Idea Platforms, Inc. collaborates with individuals and organizations to develop and structure idea-driven content, create various forms of expression (including books and visual media), and help build self-reinforcing platforms that extend and enrich content across many channels and venues and over extended periods of time.

Highlighted Works

Overlay Books

The Resilience Dividend: Being Strong In a World Where Things Go Wrong

The Idea Platforms team collaborated with author Dr. Judith Rodin, president of The Rockefeller Foundation, to develop the proposal for this book on social resilience, place it with publisher PublicAffairs, conduct interviews and field research—in Colombia, Kenya, India, and the United States—draft and edit text, and help build and support a platform for Dr. Rodin and her ideas. The book is a "revealing examination of the anatomy of resilience" according to the Kirkus starred review. Endorsers include President Bill Clinton, Arianna Huffington, Michael Bloomberg. (PublicAffairs, 2014. 384 pages.)

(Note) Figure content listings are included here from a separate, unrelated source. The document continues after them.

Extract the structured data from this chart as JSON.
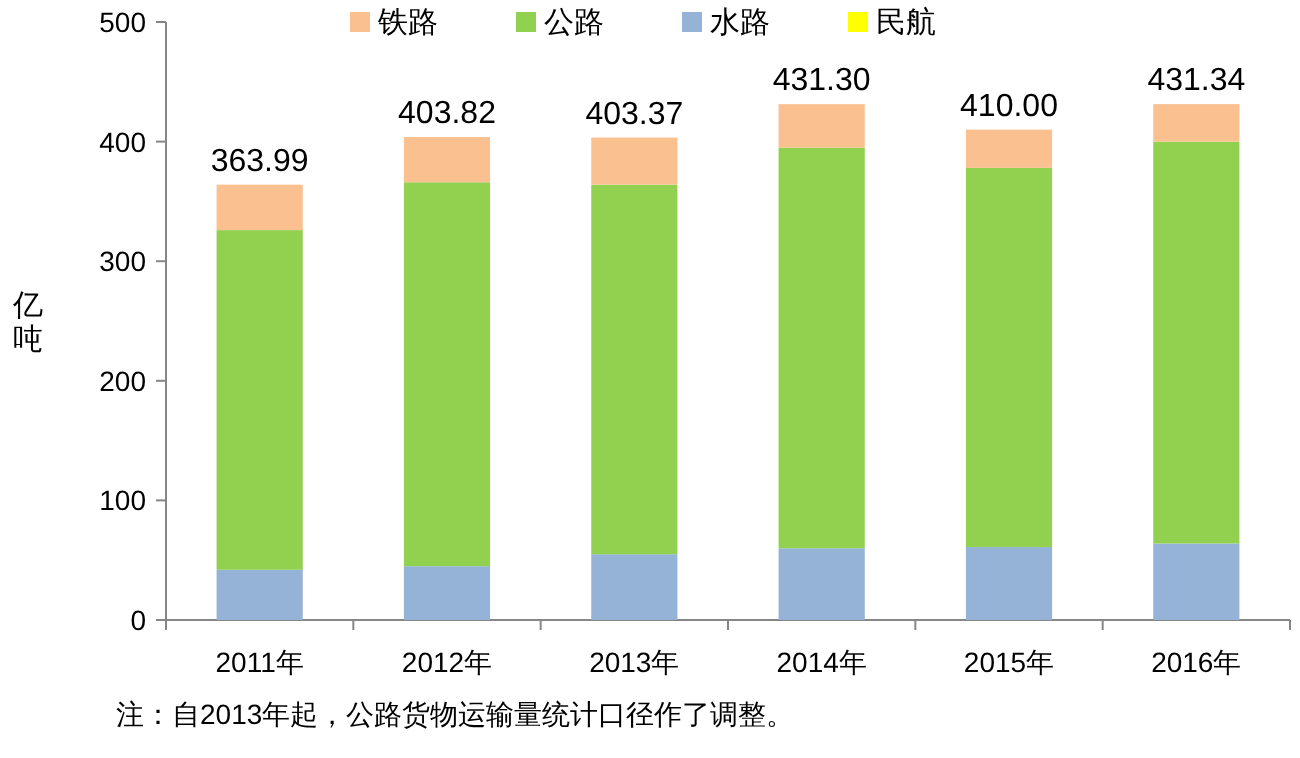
{
  "chart_data": {
    "type": "bar",
    "stacked": true,
    "ylabel": "亿吨",
    "categories": [
      "2011年",
      "2012年",
      "2013年",
      "2014年",
      "2015年",
      "2016年"
    ],
    "series": [
      {
        "name": "水路",
        "color": "#95b3d7",
        "values": [
          42,
          45,
          55,
          60,
          61,
          64
        ]
      },
      {
        "name": "公路",
        "color": "#92d050",
        "values": [
          284,
          321,
          309,
          335,
          317,
          336
        ]
      },
      {
        "name": "铁路",
        "color": "#fac090",
        "values": [
          37.99,
          37.82,
          39.37,
          36.3,
          32,
          31.34
        ]
      },
      {
        "name": "民航",
        "color": "#ffff00",
        "values": [
          0,
          0,
          0,
          0,
          0,
          0
        ]
      }
    ],
    "totals": [
      "363.99",
      "403.82",
      "403.37",
      "431.30",
      "410.00",
      "431.34"
    ],
    "ylim": [
      0,
      500
    ],
    "yticks": [
      0,
      100,
      200,
      300,
      400,
      500
    ],
    "legend": "top",
    "grid": false,
    "annotations": [
      "注：自2013年起，公路货物运输量统计口径作了调整。"
    ]
  }
}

Enchanted Objects: Design, Human Desire and the Internet of Things

IPI worked closely with author David Rose, serial entrepreneur and MIT Media Lab lecturer, to develop this book that presents an alternate vision of the future of technology, one of technology-infused but humanistic objects rather than more screens and apps. The New York Times writes of the book: "Delightful... In the scrum of talking heads wrestling to gain control of the narrative behind the Internet of Things, Mr. Rose is an engaging, plain-spoken guide." (Scribner, 2014. 320 pages.)

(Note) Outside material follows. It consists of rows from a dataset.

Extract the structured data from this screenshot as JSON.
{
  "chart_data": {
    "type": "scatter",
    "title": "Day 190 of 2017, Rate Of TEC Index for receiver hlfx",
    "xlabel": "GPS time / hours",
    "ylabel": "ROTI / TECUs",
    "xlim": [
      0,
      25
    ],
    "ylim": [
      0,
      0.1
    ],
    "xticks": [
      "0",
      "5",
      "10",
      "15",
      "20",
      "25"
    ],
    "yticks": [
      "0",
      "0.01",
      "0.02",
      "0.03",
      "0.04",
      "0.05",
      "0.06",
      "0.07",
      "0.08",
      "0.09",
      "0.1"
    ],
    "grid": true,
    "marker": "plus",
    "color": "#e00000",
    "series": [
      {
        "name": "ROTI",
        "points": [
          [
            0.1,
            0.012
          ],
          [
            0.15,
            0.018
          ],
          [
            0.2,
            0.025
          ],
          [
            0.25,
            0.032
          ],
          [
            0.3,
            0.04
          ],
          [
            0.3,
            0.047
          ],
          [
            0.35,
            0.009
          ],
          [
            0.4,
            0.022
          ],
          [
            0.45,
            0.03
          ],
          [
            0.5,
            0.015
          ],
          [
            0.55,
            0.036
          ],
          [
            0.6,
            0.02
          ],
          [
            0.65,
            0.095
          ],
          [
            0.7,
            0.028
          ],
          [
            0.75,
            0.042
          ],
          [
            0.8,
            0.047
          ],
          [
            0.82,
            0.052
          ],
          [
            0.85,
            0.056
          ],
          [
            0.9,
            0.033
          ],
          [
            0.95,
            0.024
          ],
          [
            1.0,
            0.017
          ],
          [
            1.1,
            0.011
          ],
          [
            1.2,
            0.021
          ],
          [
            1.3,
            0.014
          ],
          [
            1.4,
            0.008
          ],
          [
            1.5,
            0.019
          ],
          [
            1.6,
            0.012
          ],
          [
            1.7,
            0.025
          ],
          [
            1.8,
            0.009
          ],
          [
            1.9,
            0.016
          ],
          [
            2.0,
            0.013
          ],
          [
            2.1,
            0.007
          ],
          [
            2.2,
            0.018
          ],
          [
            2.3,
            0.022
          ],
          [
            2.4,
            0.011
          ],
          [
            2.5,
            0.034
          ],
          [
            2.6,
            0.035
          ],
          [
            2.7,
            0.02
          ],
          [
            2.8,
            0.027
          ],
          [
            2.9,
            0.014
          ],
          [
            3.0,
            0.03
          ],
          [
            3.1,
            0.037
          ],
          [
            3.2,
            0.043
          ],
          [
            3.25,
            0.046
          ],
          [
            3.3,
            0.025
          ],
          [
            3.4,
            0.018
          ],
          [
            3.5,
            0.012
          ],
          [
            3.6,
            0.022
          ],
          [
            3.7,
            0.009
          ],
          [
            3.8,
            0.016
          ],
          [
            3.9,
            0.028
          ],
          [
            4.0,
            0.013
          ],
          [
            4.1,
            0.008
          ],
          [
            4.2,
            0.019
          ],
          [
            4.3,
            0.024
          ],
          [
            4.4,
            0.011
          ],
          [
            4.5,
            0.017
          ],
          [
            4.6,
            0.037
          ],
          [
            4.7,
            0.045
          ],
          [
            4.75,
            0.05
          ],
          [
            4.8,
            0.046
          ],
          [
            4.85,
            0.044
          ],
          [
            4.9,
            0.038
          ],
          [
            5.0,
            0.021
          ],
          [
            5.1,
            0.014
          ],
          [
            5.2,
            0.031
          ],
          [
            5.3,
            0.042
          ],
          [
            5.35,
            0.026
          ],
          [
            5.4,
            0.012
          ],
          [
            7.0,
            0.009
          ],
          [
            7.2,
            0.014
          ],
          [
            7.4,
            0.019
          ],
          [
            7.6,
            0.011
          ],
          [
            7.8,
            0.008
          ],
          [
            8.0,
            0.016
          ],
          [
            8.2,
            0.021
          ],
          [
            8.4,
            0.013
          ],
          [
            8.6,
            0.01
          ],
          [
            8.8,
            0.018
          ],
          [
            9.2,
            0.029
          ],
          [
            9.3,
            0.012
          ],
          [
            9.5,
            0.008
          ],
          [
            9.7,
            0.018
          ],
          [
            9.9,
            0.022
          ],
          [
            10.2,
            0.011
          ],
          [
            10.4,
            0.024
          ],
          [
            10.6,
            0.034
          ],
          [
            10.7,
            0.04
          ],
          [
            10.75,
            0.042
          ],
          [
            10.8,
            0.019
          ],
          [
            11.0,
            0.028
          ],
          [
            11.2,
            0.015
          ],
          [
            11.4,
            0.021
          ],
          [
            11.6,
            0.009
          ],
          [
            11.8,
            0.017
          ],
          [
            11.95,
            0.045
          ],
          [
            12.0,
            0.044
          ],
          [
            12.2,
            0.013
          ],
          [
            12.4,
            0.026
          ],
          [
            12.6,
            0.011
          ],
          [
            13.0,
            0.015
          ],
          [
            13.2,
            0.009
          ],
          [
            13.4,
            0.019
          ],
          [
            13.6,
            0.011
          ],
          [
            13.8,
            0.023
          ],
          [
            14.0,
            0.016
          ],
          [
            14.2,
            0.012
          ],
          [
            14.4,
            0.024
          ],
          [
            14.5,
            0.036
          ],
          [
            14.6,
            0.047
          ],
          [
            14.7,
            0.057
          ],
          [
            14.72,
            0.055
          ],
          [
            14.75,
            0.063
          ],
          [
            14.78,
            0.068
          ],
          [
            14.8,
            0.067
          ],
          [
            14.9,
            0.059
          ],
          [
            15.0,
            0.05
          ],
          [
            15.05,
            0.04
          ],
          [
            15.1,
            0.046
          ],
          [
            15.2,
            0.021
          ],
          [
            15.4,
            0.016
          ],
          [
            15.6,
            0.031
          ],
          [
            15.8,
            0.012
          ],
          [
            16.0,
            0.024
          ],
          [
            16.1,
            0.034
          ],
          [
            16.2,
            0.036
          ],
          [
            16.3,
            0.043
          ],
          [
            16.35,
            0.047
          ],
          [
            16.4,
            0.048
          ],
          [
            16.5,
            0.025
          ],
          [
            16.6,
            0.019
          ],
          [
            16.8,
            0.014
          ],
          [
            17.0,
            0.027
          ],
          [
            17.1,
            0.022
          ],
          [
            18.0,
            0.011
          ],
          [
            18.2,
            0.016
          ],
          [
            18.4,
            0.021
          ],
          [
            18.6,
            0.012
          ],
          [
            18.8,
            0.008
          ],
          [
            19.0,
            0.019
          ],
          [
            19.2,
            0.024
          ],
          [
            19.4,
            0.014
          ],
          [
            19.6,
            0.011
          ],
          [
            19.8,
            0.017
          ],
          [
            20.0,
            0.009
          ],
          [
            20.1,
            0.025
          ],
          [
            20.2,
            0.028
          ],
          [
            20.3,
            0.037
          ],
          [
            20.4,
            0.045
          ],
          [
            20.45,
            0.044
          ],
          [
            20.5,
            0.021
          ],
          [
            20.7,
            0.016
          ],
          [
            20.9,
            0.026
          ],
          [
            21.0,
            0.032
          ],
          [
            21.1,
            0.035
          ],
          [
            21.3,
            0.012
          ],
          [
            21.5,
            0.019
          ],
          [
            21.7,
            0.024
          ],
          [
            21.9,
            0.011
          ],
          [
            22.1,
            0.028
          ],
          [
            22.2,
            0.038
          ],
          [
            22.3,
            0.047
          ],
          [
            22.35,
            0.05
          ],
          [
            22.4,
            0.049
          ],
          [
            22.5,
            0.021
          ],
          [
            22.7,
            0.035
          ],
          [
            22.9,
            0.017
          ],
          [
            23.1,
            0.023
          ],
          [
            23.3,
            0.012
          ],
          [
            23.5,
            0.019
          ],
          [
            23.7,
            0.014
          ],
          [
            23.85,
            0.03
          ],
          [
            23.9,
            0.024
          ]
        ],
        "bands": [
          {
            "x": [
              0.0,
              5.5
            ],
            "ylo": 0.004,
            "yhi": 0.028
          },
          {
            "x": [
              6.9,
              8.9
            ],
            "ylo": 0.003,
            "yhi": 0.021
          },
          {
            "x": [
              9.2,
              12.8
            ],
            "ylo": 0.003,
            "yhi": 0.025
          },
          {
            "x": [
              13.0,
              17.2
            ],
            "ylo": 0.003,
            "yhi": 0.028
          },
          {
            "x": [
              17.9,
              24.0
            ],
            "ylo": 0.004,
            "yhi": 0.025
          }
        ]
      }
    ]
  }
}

Trading Up: The New American Luxury

The IPI team partnered with co-authors Michael J. Silverstein and Neil Fiske of The Boston Consulting Group to create this definitive work on consumerism and support the book in multiple media. It won the Berry-AMA Book Prize for 2003 and was a BusinessWeek bestseller. David Brooks writes: "Trading Up is far more than a dissection of a single consumer trend. It is packed with insights on how shoppers think and behave. I found it incredibly smart and illuminating." (Portfolio/Penguin, 2003. 316 pages.)

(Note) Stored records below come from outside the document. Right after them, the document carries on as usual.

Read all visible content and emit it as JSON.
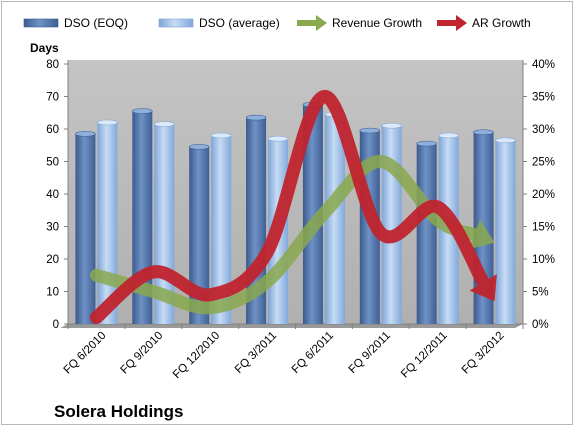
{
  "chart_data": {
    "type": "bar",
    "title": "Solera Holdings",
    "ylabel": "Days",
    "categories": [
      "FQ 6/2010",
      "FQ 9/2010",
      "FQ 12/2010",
      "FQ 3/2011",
      "FQ 6/2011",
      "FQ 9/2011",
      "FQ 12/2011",
      "FQ 3/2012"
    ],
    "ylim": [
      0,
      80
    ],
    "y_ticks": [
      "0",
      "10",
      "20",
      "30",
      "40",
      "50",
      "60",
      "70",
      "80"
    ],
    "y2lim": [
      0,
      40
    ],
    "y2_ticks": [
      "0%",
      "5%",
      "10%",
      "15%",
      "20%",
      "25%",
      "30%",
      "35%",
      "40%"
    ],
    "grid": false,
    "legend_position": "top",
    "series": [
      {
        "name": "DSO (EOQ)",
        "kind": "bar",
        "axis": "left",
        "color": "#4a6ea8",
        "values": [
          58.5,
          65.5,
          54.5,
          63.5,
          67.5,
          59.5,
          55.5,
          59
        ]
      },
      {
        "name": "DSO (average)",
        "kind": "bar",
        "axis": "left",
        "color": "#8db3e2",
        "values": [
          62,
          61.5,
          58,
          57,
          64.5,
          61,
          58,
          56.5
        ]
      },
      {
        "name": "Revenue Growth",
        "kind": "arrow",
        "axis": "right",
        "color": "#8aa84e",
        "values": [
          7.5,
          5,
          2.5,
          6.5,
          17,
          25,
          16,
          12.5
        ]
      },
      {
        "name": "AR Growth",
        "kind": "arrow",
        "axis": "right",
        "color": "#c0242e",
        "values": [
          1,
          8,
          4.5,
          11,
          35,
          14,
          18,
          3.5
        ]
      }
    ]
  }
}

John Butman, founder and principal of Idea Platforms, has been involved in the development of ideas and the creation of expressions with a wide range of partners and collaborators, including influential organizations and institutions such as The Boston Consulting Group, NASA, The National Park Service, and The Rockefeller Foundation; influential companies including American Express, IBM, and GE; educational institutions including Brandeis, Harvard, Tufts, and the University of Massachusetts; as well as rising individual stars including entrepreneur and technologist David Rose, psychiatrist John Sharp, and executive Vineet Nayar. John has worked closely with clients in Africa, China, Europe, India, and throughout the United States. He is the author of six books, including Breaking Out: How to Build Influence in a World of Competing Ideas (Harvard Business Review Press, 2013) and is a frequent speaker for clients including American Express, The Chautauqua Institute, Google, and many others. His work has been featured in major publications throughout the world, including The Atlantic, BigThink, The Boston Globe, BusinessWeek, Harvard Business Review, Financial Times, Hindustani Times, Huffington Post, The Independent, The New York Times, The New Yorker, and Time. His titles include bestsellers in The New York Times, BusinessWeek, and The Boston Globe. His media work has been featured or awarded honors at festivals and competitions around the world, including The American Film Festival, The Athens International Film Festival, and the Chicago International Film Festival. According to Jeanie Duck, formerly of The Boston Consulting Group and author of The Change Monster, John is a "dream come true as editor and collaborator."